Another dripstone can be found at the Macarthur’s [[Hambledon Cottage]], Parramatta. The limestone dripstone held by the Powerhouse Museum also came from Norfolk Island and is a similar size to others held by several Australian museums. This is smaller and the most common size suiting an average household or the occupants of a ship’s cabin. The Elizabeth Farm dripstone is larger being suitable for a larger establishment. The Powerhouse Museum Norfolk Island dripstone belonged to retired army Captain James little who came to Sydney in 1845 as a soldier in the 11th Devonshire Regiment of Foot. In 1851, his first wife, Ann, gave birth to Frances, reputedly the first child born in Victoria Barracks, Paddington. The dripstone was donated to the then Technological Museum by James Little’s son, David, in 1900 when James Little died while living at Moore Park.
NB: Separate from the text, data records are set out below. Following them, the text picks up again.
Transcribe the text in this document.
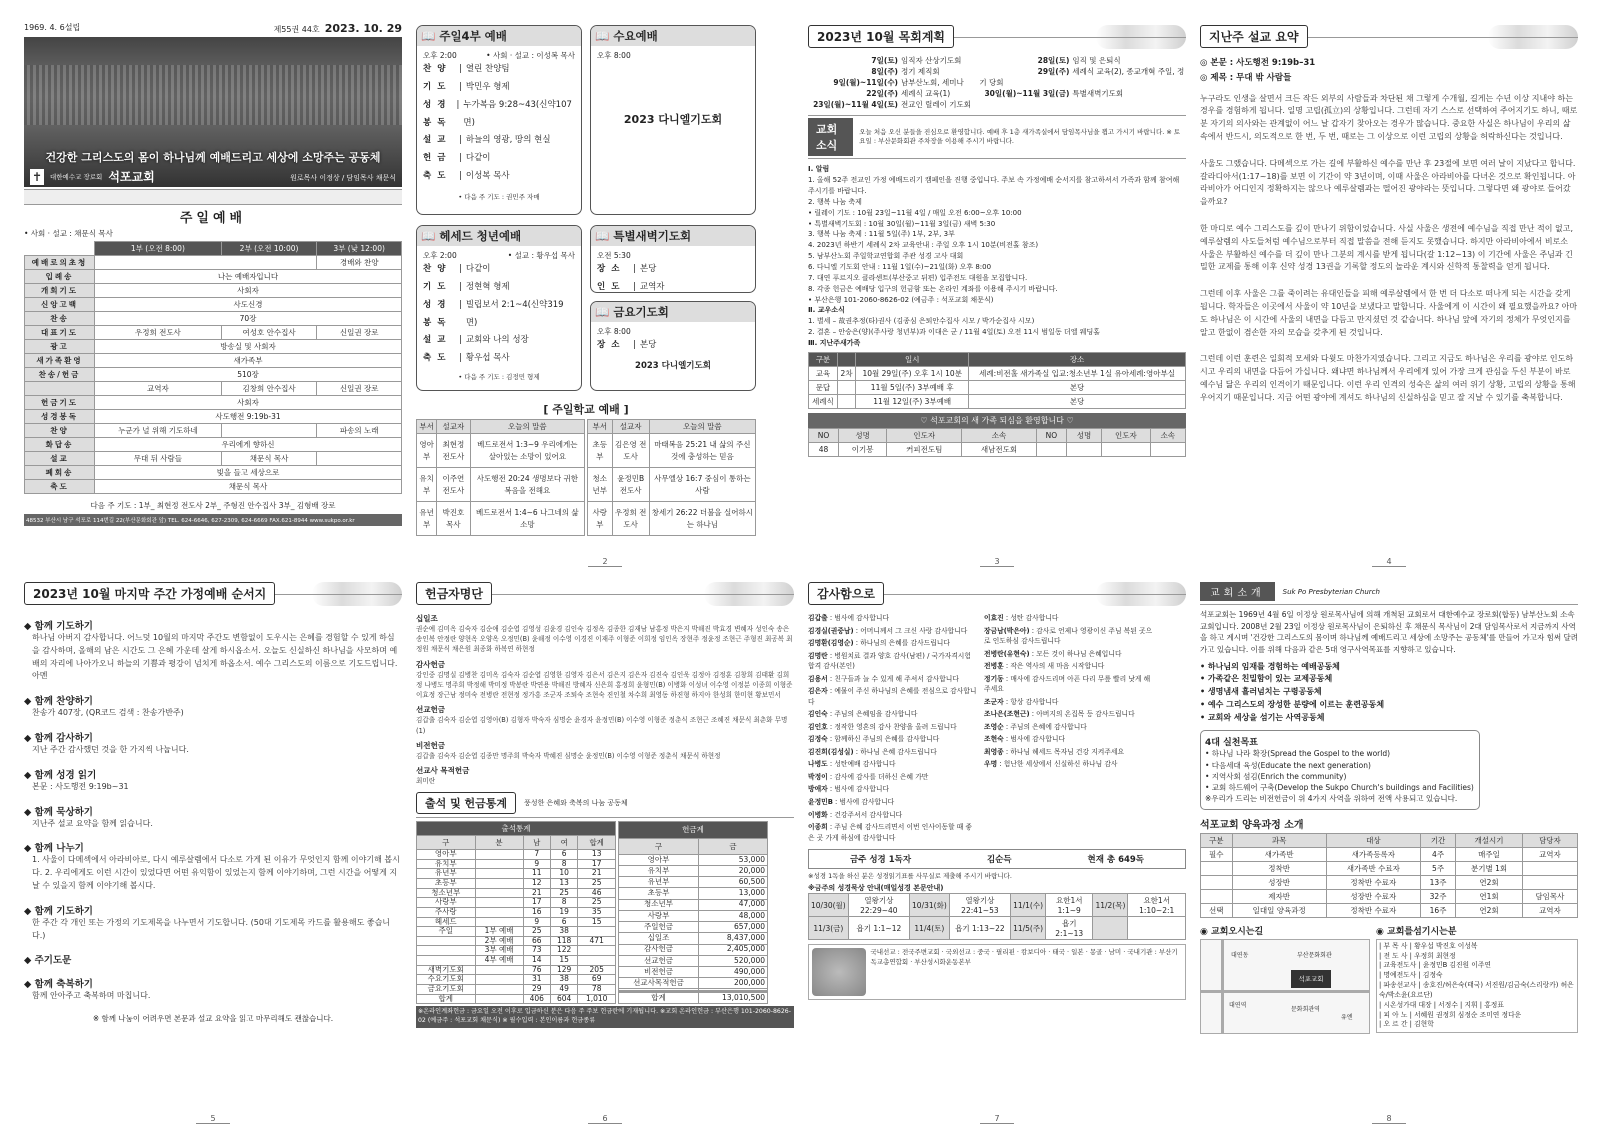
1969. 4. 6설립	제55권 44호 2023. 10. 29
건강한 그리스도의 몸이 하나님께 예배드리고 세상에 소망주는 공동체
✝	대한예수교 장로회 석포교회	원로목사 이정상 / 담임목사 채문식
주일예배
• 사회 · 설교 : 채문식 목사
	1부 (오전 8:00)	2부 (오전 10:00)	3부 (낮 12:00)
예배로의초청			경배와 찬양
입례송	나는 예배자입니다		
개회기도	사회자		
신앙고백	사도신경		
찬송	70장		
대표기도	우정희 전도사	여성호 안수집사	신일권 장로
광고	방송실 및 사회자		
새가족환영	새가족부		
찬송/헌금	510장		
	교역자	김창희 안수집사	신일권 장로
헌금기도	사회자		
성경봉독	사도행전 9:19b-31		
찬양	누군가 널 위해 기도하네		파송의 노래
화답송	우리에게 향하신		
설교	무대 뒤 사람들	채문식 목사	
폐회송	빛을 들고 세상으로		
축도	채문식 목사		
다음 주 기도 : 1부_ 최현정 전도사 2부_ 주형진 안수집사 3부_ 김형배 장로
48532 부산시 남구 석포로 114번길 22(부산문화회관 앞) TEL. 624-6646, 627-2309, 624-6669 FAX.621-8944 www.sukpo.or.kr
📖 주일4부 예배
오후 2:00	• 사회 · 설교 : 이성복 목사
찬양 | 열린 찬양팀
기도 | 박민우 형제
성경봉독
| 누가복음 9:28~43(신약107면)
설교 | 하늘의 영광, 땅의 현실
헌금 | 다같이
축도 | 이성복 목사
• 다음 주 기도 : 권민주 자매
📖 수요예배
오후 8:00
2023 다니엘기도회
📖 헤세드 청년예배
오후 2:00	• 설교 : 황우섭 목사
찬양 | 다같이
기도 | 정현혁 형제
성경봉독
| 빌립보서 2:1~4(신약319면)
설교 | 교회와 나의 성장
축도 | 황우섭 목사
• 다음 주 기도 : 김정민 형제
📖 특별새벽기도회
오전 5:30
장소 | 본당
인도 | 교역자
📖 금요기도회
오후 8:00
장소 | 본당
2023 다니엘기도회
[ 주일학교 예배 ]
부서	설교자	오늘의 말씀
영아부	최현정 전도사	베드로전서 1:3~9 우리에게는 살아있는 소망이 있어요
유치부	이주연 전도사	사도행전 20:24 생명보다 귀한 복음을 전해요
유년부	박진호 목사	베드로전서 1:4~6 나그네의 삶 소망
부서	설교자	오늘의 말씀
초등부	김은영 전도사	마태복음 25:21 내 삶의 주신 것에 충성하는 믿음
청소년부	윤정민B 전도사	사무엘상 16:7 중심이 통하는 사람
사랑부	우정희 전도사	창세기 26:22 더불을 실어하시는 하나님
2
2023년 10월 목회계획
7일(토) 임직자 산상기도회
8일(주) 정기 제직회
9일(월)~11일(수) 남부산노회, 세미나
22일(주) 세례식 교육(1)
23일(월)~11월 4일(토) 전교인 릴레이 기도회
28일(토) 임직 및 은퇴식
29일(주) 세례식 교육(2), 종교개혁 주일, 정기 당회
30일(월)~11월 3일(금) 특별새벽기도회
교회소식
오늘 처음 오신 분들을 진심으로 환영합니다. 예배 후 1층 새가족실에서 담임목사님을 뵙고 가시기 바랍니다. ※ 토요일 : 부산문화회관 주차장을 이용해 주시기 바랍니다.
Ⅰ. 알림
1. 올해 52주 전교인 가정 예배드리기 캠페인을 진행 중입니다. 주보 속 가정예배 순서지를 참고하셔서 가족과 함께 참여해 주시기를 바랍니다.
2. 행복 나눔 축제
• 릴레이 기도 : 10월 23일~11월 4일 / 매일 오전 6:00~오후 10:00
• 특별새벽기도회 : 10월 30일(월)~11월 3일(금) 새벽 5:30
3. 행복 나눔 축제 : 11월 5일(주) 1부, 2부, 3부
4. 2023년 하반기 세례식 2차 교육안내 : 주일 오후 1시 10분(비전홀 참조)
5. 남부산노회 주일학교연합회 주관 성경 고사 대회
6. 다니엘 기도회 안내 : 11월 1일(수)~21일(화) 오후 8:00
7. 대연 푸르지오 클라센트(부산중고 뒤편) 입주전도 대원을 모집합니다.
8. 각종 헌금은 예배당 입구의 헌금함 또는 온라인 계좌를 이용해 주시기 바랍니다.
• 부산은행 101-2060-8626-02 (예금주 : 석포교회 채문식)
Ⅱ. 교우소식
1. 별세 – 故권추정(타)권사 (김종심 은퇴안수집사 시모 / 박가순집사 시모)
2. 결혼 – 안승은(양)(주사랑 청년부)과 이대은 군 / 11월 4일(토) 오전 11시 범일동 더엘 웨딩홀
Ⅲ. 지난주새가족
구분		일시	장소
교육	2차	10월 29일(주) 오후 1시 10분	세례:비전홀 새가족실 입교:청소년부 1실 유아세례:영아부실
문답		11월 5일(주) 3부예배 후	본당
세례식		11월 12일(주) 3부예배	본당
♡ 석포교회의 새 가족 되심을 환영합니다 ♡
NO	성명	인도자	소속	NO	성명	인도자	소속
48	이기봉	커피전도팀	새남전도회				
3
지난주 설교 요약
◎ 본문 : 사도행전 9:19b–31
◎ 제목 : 무대 밖 사람들

누구라도 인생을 살면서 크든 작든 외부의 사람들과 차단된 채 그렇게 수개월, 길게는 수년 이상 지내야 하는 경우를 경험하게 됩니다. 일명 고립(孤立)의 상황입니다. 그런데 자기 스스로 선택하여 주어지기도 하니, 때로 분 자기의 의사와는 관계없이 어느 날 갑자기 찾아오는 경우가 많습니다. 중요한 사실은 하나님이 우리의 삶 속에서 반드시, 의도적으로 한 번, 두 번, 때로는 그 이상으로 이런 고립의 상황을 허락하신다는 것입니다.

사울도 그랬습니다. 다메섹으로 가는 길에 부활하신 예수를 만난 후 23절에 보면 여러 날이 지났다고 합니다. 갈라디아서(1:17~18)를 보면 이 기간이 약 3년이며, 이때 사울은 아라비아를 다녀온 것으로 확인됩니다. 아라비아가 어디인지 정확하지는 않으나 예루살렘과는 떨어진 광야라는 뜻입니다. 그렇다면 왜 광야로 들어갔을까요?

한 마디로 예수 그리스도를 깊이 만나기 위함이었습니다. 사실 사울은 생전에 예수님을 직접 만난 적이 없고, 예루살렘의 사도들처럼 예수님으로부터 직접 말씀을 전해 듣지도 못했습니다. 하지만 아라비아에서 비로소 사울은 부활하신 예수를 더 깊이 만나 그분의 계시를 받게 됩니다(갈 1:12~13) 이 기간에 사울은 주님과 긴밀한 교제를 통해 이후 신약 성경 13권을 기록할 정도의 놀라운 계시와 신학적 통찰력을 얻게 됩니다.

그런데 이후 사울은 그를 죽이려는 유대인들을 피해 예루살렘에서 한 번 더 다소로 떠나게 되는 시간을 갖게 됩니다. 학자들은 이곳에서 사울이 약 10년을 보냈다고 말합니다. 사울에게 이 시간이 왜 필요했을까요? 아마도 하나님은 이 시간에 사울의 내면을 다듬고 만지셨던 것 같습니다. 하나님 앞에 자기의 정체가 무엇인지를 알고 한없이 겸손한 자의 모습을 갖추게 된 것입니다.

그런데 이런 훈련은 일회적 모세와 다윗도 마찬가지였습니다. 그리고 지금도 하나님은 우리를 광야로 인도하시고 우리의 내면을 다듬어 가십니다. 왜냐면 하나님께서 우리에게 있어 가장 크게 관심을 두신 부분이 바로 예수님 닮은 우리의 인격이기 때문입니다. 이런 우리 인격의 성숙은 삶의 여러 위기 상황, 고립의 상황을 통해 우어지기 때문입니다. 지금 어떤 광야에 계셔도 하나님의 신실하심을 믿고 잘 지날 수 있기를 축복합니다.

4
2023년 10월 마지막 주간 가정예배 순서지
◆ 함께 기도하기
하나님 아버지 감사합니다. 어느덧 10월의 마지막 주간도 변함없이 도우시는 은혜를 경험할 수 있게 하심을 감사하며, 올해의 남은 시간도 그 은혜 가운데 살게 하시옵소서. 오늘도 신실하신 하나님을 사모하며 예배의 자리에 나아가오니 하늘의 기쁨과 평강이 넘치게 하옵소서. 예수 그리스도의 이름으로 기도드립니다. 아멘
◆ 함께 찬양하기
찬송가 407장, (QR코드 검색 : 찬송가반주)
◆ 함께 감사하기
지난 주간 감사했던 것을 한 가지씩 나눕니다.
◆ 함께 성경 읽기
본문 : 사도행전 9:19b~31
◆ 함께 묵상하기
지난주 설교 요약을 함께 읽습니다.
◆ 함께 나누기
1. 사울이 다메섹에서 아라비아로, 다시 예루살렘에서 다소로 가게 된 이유가 무엇인지 함께 이야기해 봅시다. 2. 우리에게도 이런 시간이 있었다면 어떤 유익함이 있었는지 함께 이야기하며, 그런 시간을 어떻게 지날 수 있을지 함께 이야기해 봅시다.
◆ 함께 기도하기
한 주간 각 개인 또는 가정의 기도제목을 나누면서 기도합니다. (50대 기도제목 카드를 활용해도 좋습니다.)
◆ 주기도문
◆ 함께 축복하기
함께 안아주고 축복하며 마칩니다.
※ 함께 나눔이 어려우면 본문과 설교 요약을 읽고 마무리해도 괜찮습니다.
5
헌금자명단
십일조
권순예 김미옥 김숙자 김순애 김순엽 김영성 김윤경 김인숙 김정옥 김종한 김재남 남홍정 박은지 박해진 박효경 변혜자 성인숙 송은 송인복 안정란 양현옥 오양옥 오정민(B) 윤해정 이수영 이경진 이재주 이형준 이희정 임인옥 장현주 정윤정 조현근 주형진 최공복 최정원 채문식 채은원 최종화 하복연 하현정
감사헌금
강인중 김명실 김병찬 김미옥 김숙자 김순엽 김영한 김영자 김은서 김은지 김은자 김진숙 김인욱 김정아 김정훈 김창희 김태환 김희정 나병도 명주희 박정해 박미정 박봉란 박연용 박해진 방혜자 신은희 홍정희 윤형민(B) 이병화 이성녀 이수영 이정분 이종희 이형준 이효정 장근남 정미숙 전병란 전현정 정가흥 조군자 조퇴숙 조현숙 진인철 차수희 최영동 하진형 하지아 한성희 한미현 황보민서
선교헌금
김갑출 김숙자 김순엽 김영아(B) 김형자 박숙자 심명순 윤경자 윤정민(B) 이수영 이형준 정춘식 조현근 조혜진 채문식 최춘화 무명(1)
비전헌금
김갑출 김숙자 김순엽 김종만 명주희 박숙자 박혜진 심명순 윤정민(B) 이수영 이형준 정춘식 채문식 하현정
선교사 목적헌금
최미란
출석 및 헌금통계	풍성한 은혜와 축복의 나눔 공동체
출석통계				
구	분	남	여	합계
영아부		7	6	13
유치부		9	8	17
유년부		11	10	21
초등부		12	13	25
청소년부		21	25	46
사랑부		17	8	25
주사랑		16	19	35
헤세드		9	6	15
주일	1부 예배	25	38	
	2부 예배	66	118	471
	3부 예배	73	122	
	4부 예배	14	15	
새벽기도회		76	129	205
수요기도회		31	38	69
금요기도회		29	49	78
합계		406	604	1,010
헌금계	
구	금
영아부	53,000
유치부	20,000
유년부	60,500
초등부	13,000
청소년부	47,000
사랑부	48,000
주일헌금	657,000
십일조	8,437,000
감사헌금	2,405,000
선교헌금	520,000
비전헌금	490,000
선교사목적헌금	200,000

합계	13,010,500
※온라인계좌헌금 : 금요일 오전 이후로 입금하신 분은 다음 주 주보 헌금란에 기재됩니다. ※교회 온라인헌금 : 부산은행 101-2060-8626-02 (예금주 : 석포교회 채문식) ※ 필수입력 : 본인이름과 헌금종류
6
감사함으로
김갑출 : 범사에 감사합니다
김경실(권중남) : 어머니께서 그 크신 사랑 감사합니다
김명환(김영순) : 하나님의 은혜를 감사드립니다
김명란 : 병원치료 결과 양호 감사(남편) / 국가자격시험 합격 감사(본인)
김용서 : 친구들과 늘 수 있게 해 주셔서 감사합니다
김은자 : 예물이 주신 하나님의 은혜를 전심으로 감사합니다
김인숙 : 주님의 은혜임을 감사합니다
김인호 : 정작한 영혼의 감사 찬양을 올려 드립니다
김정숙 : 함께하신 주님의 은혜를 감사합니다
김진희(김성실) : 하나님 은혜 감사드립니다
나병도 : 성탄예배 감사합니다
박정이 : 감사에 감사를 더하신 은혜 가만
방애자 : 범사에 감사합니다
윤정민B : 범사에 감사합니다
이병화 : 건강주셔서 감사합니다
이종희 : 주님 은혜 감사드리면서 이번 인사이동할 때 좋은 곳 가게 하심에 감사합니다
이효진 : 성탄 감사합니다
장금남(박은아) : 감사로 언제나 영광이신 주님 복된 곳으로 인도하심 감사드립니다
전병란(유현숙) : 모든 것이 하나님 은혜입니다
전병훈 : 작은 역사의 새 마음 시작합니다
정기동 : 매사에 감사드리며 아픈 다리 무릎 빨리 낫게 해 주세요
조군자 : 항상 감사합니다
조나은(조현근) : 아버지의 온집목 등 감사드립니다
조영순 : 주님의 은혜에 감사합니다
조현숙 : 범사에 감사합니다
최영종 : 하나님 헤세드 목자님 건강 지켜주세요
우명 : 험난한 세상에서 신실하신 하나님 감사
금주 성경 1독자	김순득	현재 총 649독
※성경 1독을 하신 분은 성경읽기표를 사무실로 제출해 주시기 바랍니다.
※금주의 성경묵상 안내(매일성경 본문안내)
10/30(월)	열왕기상 22:29~40	10/31(화)	열왕기상 22:41~53	11/1(수)	요한1서 1:1~9	11/2(목)	요한1서 1:10~2:1
11/3(금)	욥기 1:1~12	11/4(토)	욥기 1:13~22	11/5(주)	욥기 2:1~13		
국내선교 : 전국주변교회 · 국외선교 : 중국 · 필리핀 · 캄보디아 · 태국 · 일본 · 몽골 · 남미 · 국내기관 : 부산기독교총연합회 · 부산성시화운동본부
7
교회소개	Suk Po Presbyterian Church
석포교회는 1969년 4월 6일 이정상 원로목사님에 의해 개척된 교회로서 대한예수교 장로회(합동) 남부산노회 소속 교회입니다. 2008년 2월 23일 이정상 원로목사님이 은퇴하신 후 채문식 목사님이 2대 담임목사로서 지금까지 사역을 하고 계시며 '건강한 그리스도의 몸이며 하나님께 예배드리고 세상에 소망주는 공동체'를 만들어 가고자 힘써 달려가고 있습니다. 이를 위해 다음과 같은 5대 영구사역목표를 지향하고 있습니다.
• 하나님의 임재를 경험하는 예배공동체
• 가족같은 친밀함이 있는 교제공동체
• 생명냄새 흘러넘치는 구령공동체
• 예수 그리스도의 장성한 분량에 이르는 훈련공동체
• 교회와 세상을 섬기는 사역공동체
4대 실천목표
• 하나님 나라 확장(Spread the Gospel to the world)
• 다음세대 육성(Educate the next generation)
• 지역사회 섬김(Enrich the community)
• 교회 하드웨어 구축(Develop the Sukpo Church's buildings and Facilities)
※우리가 드리는 비전헌금이 위 4가지 사역을 위하여 전액 사용되고 있습니다.
석포교회 양육과정 소개
구분	과목	대상	기간	개설시기	담당자
필수	새가족반	새가족등록자	4주	매주일	교역자
	정착반	새가족반 수료자	5주	분기별 1회	
	성장반	정착반 수료자	13주	연2회	
	제자반	성장반 수료자	32주	연1회	담임목사
선택	일대일 양육과정	정착반 수료자	16주	연2회	교역자
◉ 교회오시는길
석포교회
대연역
문화회관역
대연동	부산문화회관
유엔
◉ 교회를섬기시는분
| 부 목 사 | 황우섭 박진호 이성복
| 전 도 사 | 우정희 최현정
| 교육전도사 | 윤정민B 김진원 이주연
| 명예전도사 | 김정숙
| 파송선교사 | 송호진/허은숙(태국) 서진원/김금숙(스리랑카) 허은숙/박소윤(요르단)
| 시온성가대 대장 | 서정수 | 지휘 | 홍정표
| 피 아 노 | 서혜원 권정희 심정순 조미연 정다운
| 오 르 간 | 김현학
8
It was displayed for some time in the Harris Street Ultimo museum building and since 1988 has been displayed in the section of the ‘Steam Revolution’ exhibition devoted to Sydney’s water supply.



The dripstone held at Augusta Museum Western Australia was recovered off the nearby coast from the wreck of the sailing ship, Cumberland, and optical microscope and scanning electron microscope studies confirm the stone to be sourced from Norfolk Island.